Challenges in Courts and Congress
In case the election results are near, the Biden and Trump campaigns have brought together hundreds of lawyers across the country for what would be the high-stakes dispute after the polls close: a contested outcome.
Election experts say another dispute like the 2000 Florida recount, where the winner of the presidential contest was at stake, is highly unlikely. But both sides are bracing for such a scenario – and Trump has even said he expects the election to go to the Supreme Court.
If a state comes down to the wire, the votes cast – especially by mail – will likely be considered ballot by ballot, and this scenario is perhaps the most likely to end up being challenged by campaigns in the courts.
But a post-election dispute could also play out on Capitol Hill.
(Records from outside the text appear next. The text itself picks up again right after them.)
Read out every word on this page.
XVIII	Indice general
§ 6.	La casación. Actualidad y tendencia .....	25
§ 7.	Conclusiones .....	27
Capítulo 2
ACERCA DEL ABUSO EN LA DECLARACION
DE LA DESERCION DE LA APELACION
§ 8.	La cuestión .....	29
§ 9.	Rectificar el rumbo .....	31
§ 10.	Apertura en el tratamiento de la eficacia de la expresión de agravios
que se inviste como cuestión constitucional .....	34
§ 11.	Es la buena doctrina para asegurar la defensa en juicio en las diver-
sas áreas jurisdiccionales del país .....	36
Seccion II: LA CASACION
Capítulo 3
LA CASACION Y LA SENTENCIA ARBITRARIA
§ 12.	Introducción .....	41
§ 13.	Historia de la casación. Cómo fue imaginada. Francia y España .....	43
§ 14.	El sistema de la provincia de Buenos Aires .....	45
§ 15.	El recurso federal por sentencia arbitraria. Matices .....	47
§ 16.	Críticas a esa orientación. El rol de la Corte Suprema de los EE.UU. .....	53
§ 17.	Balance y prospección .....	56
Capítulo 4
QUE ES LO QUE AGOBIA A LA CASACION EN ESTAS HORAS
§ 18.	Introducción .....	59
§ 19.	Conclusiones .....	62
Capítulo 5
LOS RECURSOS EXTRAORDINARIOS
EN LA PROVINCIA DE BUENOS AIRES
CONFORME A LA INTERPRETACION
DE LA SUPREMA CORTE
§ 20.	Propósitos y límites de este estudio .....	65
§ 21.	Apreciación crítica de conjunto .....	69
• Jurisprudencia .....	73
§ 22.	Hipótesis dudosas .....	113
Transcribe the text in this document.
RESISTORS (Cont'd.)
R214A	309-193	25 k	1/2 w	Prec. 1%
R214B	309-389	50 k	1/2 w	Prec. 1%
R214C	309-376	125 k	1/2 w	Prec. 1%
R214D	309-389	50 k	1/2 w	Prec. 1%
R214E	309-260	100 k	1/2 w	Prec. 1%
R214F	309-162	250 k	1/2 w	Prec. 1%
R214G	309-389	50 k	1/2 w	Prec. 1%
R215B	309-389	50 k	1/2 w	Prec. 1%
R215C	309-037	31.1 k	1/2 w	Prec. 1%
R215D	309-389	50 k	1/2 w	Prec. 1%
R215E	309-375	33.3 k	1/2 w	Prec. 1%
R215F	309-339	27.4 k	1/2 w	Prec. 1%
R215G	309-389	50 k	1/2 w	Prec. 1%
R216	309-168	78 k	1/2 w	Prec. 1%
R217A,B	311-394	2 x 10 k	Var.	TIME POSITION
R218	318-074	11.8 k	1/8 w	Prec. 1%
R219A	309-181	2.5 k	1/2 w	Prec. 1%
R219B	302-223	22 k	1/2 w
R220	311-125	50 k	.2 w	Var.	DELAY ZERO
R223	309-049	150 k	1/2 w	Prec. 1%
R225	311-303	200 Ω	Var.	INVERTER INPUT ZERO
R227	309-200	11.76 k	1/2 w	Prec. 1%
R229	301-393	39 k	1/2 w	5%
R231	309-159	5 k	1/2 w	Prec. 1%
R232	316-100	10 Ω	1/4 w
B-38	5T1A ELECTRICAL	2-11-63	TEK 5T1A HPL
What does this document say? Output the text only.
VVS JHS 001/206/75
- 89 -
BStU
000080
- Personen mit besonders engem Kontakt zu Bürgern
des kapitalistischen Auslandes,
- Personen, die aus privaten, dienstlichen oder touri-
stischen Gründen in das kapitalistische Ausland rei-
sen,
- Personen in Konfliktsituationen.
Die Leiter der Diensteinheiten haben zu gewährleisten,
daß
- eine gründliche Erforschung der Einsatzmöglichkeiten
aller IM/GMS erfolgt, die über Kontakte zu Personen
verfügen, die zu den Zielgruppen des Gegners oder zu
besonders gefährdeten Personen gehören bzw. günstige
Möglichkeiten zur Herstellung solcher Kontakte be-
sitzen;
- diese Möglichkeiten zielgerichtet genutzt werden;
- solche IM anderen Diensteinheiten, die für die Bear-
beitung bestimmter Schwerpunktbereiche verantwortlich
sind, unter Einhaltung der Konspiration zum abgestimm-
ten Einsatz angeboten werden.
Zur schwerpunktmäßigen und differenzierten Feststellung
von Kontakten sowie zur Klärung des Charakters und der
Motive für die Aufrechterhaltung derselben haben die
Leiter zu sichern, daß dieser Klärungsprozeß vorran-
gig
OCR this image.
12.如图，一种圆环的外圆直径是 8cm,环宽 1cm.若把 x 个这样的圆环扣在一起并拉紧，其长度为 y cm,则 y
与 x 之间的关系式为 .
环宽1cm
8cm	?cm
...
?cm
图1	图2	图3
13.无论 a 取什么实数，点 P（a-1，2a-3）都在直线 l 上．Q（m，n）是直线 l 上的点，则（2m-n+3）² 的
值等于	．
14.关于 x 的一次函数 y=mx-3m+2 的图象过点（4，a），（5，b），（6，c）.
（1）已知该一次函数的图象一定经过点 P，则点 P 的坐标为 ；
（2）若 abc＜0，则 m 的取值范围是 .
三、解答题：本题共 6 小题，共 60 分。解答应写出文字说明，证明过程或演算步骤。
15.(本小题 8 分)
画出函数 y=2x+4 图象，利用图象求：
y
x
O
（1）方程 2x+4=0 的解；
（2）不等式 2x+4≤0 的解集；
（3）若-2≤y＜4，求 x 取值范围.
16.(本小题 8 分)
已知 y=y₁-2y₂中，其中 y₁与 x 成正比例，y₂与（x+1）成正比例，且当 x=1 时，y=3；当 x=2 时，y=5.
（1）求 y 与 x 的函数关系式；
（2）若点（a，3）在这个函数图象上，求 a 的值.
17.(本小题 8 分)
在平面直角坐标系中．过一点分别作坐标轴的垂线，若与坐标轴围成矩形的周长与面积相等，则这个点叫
If there is a debate over the Electoral College’s results, the election could be overturned by an obscure 19th-century law called the Electoral Tally Act.
A group of House Democrats have been studying the law ahead of the congressional election, said Maryland Democratic Representative Jamie Raskin, a constitutional law professor who is part of the group.
“We are going to have all the constitutional and statutory tools on the table to prepare to defend the outcome,” said Raskin.
Democrats say they are optimistic that if Trump loses the election, some of the Congressional Republicans who have stood by his side for four years will begin to distance themselves from him, underscoring Trump’s rejection. received after refusing to commit to peaceful peace. power transition.
Several Republican senators, including Mitt Romney of Utah and Ben Sasse of Nebraska, have publicly and privately criticized Trump’s conduct in recent days.
Raskin said the political landscape after the election is declared – whether it’s November 3 or days or weeks after – will depend on the margin of victory.
“Obviously, the bigger the landslide,” said Raskin, “the easier it will be to defend the result. “
Ellie Kaufman contributed to this report.